Terrorisme: Double appel dans l’attaque de Beni Boussaïd

Selon des sources judiciaires, un double appel a été interjeté dans l’affaire de terrorisme de Beni Boussaïd ayant conduit à la condamnation en février dernier de cinq individus à 20 ans de réclusion criminelle et deux autres à la peine capitale par contumace.
Les faits remontent au 28 septembre 2023, lorsqu’une unité des Garde-frontière (GGF) patrouillait à bord de trois véhicules tout terrain dans la région de Mchimich, commune de Beni Boussaïd, wilaya de Tlemcen.

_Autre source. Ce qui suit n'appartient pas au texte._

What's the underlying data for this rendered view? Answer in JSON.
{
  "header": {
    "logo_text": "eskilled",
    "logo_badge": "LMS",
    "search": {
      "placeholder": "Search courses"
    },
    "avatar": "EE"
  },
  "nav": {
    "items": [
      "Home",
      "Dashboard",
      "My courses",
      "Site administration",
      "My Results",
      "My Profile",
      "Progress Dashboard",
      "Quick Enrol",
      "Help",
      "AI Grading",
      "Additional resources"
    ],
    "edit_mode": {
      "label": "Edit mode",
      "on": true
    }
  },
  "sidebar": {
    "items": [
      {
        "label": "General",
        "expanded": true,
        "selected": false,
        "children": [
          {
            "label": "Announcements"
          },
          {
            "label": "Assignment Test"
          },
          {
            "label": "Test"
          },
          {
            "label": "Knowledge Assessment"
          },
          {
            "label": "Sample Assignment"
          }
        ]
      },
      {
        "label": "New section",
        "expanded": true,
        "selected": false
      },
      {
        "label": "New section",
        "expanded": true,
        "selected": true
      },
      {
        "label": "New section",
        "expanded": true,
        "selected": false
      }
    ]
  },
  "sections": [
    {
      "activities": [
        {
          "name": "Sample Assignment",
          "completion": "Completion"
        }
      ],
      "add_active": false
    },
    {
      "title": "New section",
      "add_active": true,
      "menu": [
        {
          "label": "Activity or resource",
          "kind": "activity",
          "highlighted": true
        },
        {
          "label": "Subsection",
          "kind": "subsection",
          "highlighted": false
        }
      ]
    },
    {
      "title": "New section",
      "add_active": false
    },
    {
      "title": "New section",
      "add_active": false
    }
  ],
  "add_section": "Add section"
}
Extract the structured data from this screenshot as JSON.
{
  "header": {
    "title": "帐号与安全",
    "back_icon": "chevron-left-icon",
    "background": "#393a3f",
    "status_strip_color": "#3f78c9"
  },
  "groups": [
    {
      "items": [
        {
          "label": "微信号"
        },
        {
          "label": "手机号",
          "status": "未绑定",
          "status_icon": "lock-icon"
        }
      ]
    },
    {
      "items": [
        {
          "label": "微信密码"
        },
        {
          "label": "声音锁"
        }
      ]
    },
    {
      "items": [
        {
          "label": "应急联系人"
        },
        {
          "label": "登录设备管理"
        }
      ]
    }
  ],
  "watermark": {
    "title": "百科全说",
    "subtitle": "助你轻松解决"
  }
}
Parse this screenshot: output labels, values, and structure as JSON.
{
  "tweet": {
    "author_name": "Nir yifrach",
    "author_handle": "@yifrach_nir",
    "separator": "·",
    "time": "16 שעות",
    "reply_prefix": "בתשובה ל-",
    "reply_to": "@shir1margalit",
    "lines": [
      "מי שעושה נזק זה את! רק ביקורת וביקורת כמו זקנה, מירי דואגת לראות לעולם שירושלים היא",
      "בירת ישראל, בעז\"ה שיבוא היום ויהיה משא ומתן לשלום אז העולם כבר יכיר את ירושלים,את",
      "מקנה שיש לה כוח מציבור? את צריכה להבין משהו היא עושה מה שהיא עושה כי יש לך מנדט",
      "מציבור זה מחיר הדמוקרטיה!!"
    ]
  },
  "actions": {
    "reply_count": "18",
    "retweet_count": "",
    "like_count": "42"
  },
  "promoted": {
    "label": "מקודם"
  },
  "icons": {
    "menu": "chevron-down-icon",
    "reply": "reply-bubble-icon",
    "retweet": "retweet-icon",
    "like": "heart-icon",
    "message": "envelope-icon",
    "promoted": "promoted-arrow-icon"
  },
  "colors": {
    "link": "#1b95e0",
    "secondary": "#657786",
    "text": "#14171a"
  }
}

Alors qu’ils regagnaient leur base en fin de journée, les gendarmes ont effectué un contrôle de routine sur la route reliant Beni Boussaïd à El Bouihi. C’est à hauteur du lieu-dit «Laalam» que le troisième véhicule du convoi a été pris pour cible dans une embuscade. Les assaillants ont utilisé deux lance-roquettes artisanaux de type «habhab». Les éléments de la GGF ont aussitôt riposté par des tirs nourris. L’attaque n’a pas fait de victimes, mais a causé des dégâts matériels aux véhicules militaires.
Une vaste opération de ratissage a été immédiatement lancée et s’est poursuivie jusqu’au lendemain matin. C’est au cours de cette opération qu’un engin explosif artisanal a été déclenché, blessant grièvement un agent de sécurité au niveau des jambes alors qu’il effectuait une fouille sur les lieux.
Les recherches ont été étendues aux fermes environnantes, notamment à celle appartenant à un certain B. Youcef, cousin paternel de B. Abdelkrim, un individu activement recherché pour des faits de terrorisme. Dans cette ferme, les forces de sécurité ont découvert un arsenal servant à la fabrication d’engins explosifs : fils en acier, boîtes en carton, poudre suspecte, morceaux de caoutchouc, ainsi que des vêtements masculins probablement utilisés par les terroristes.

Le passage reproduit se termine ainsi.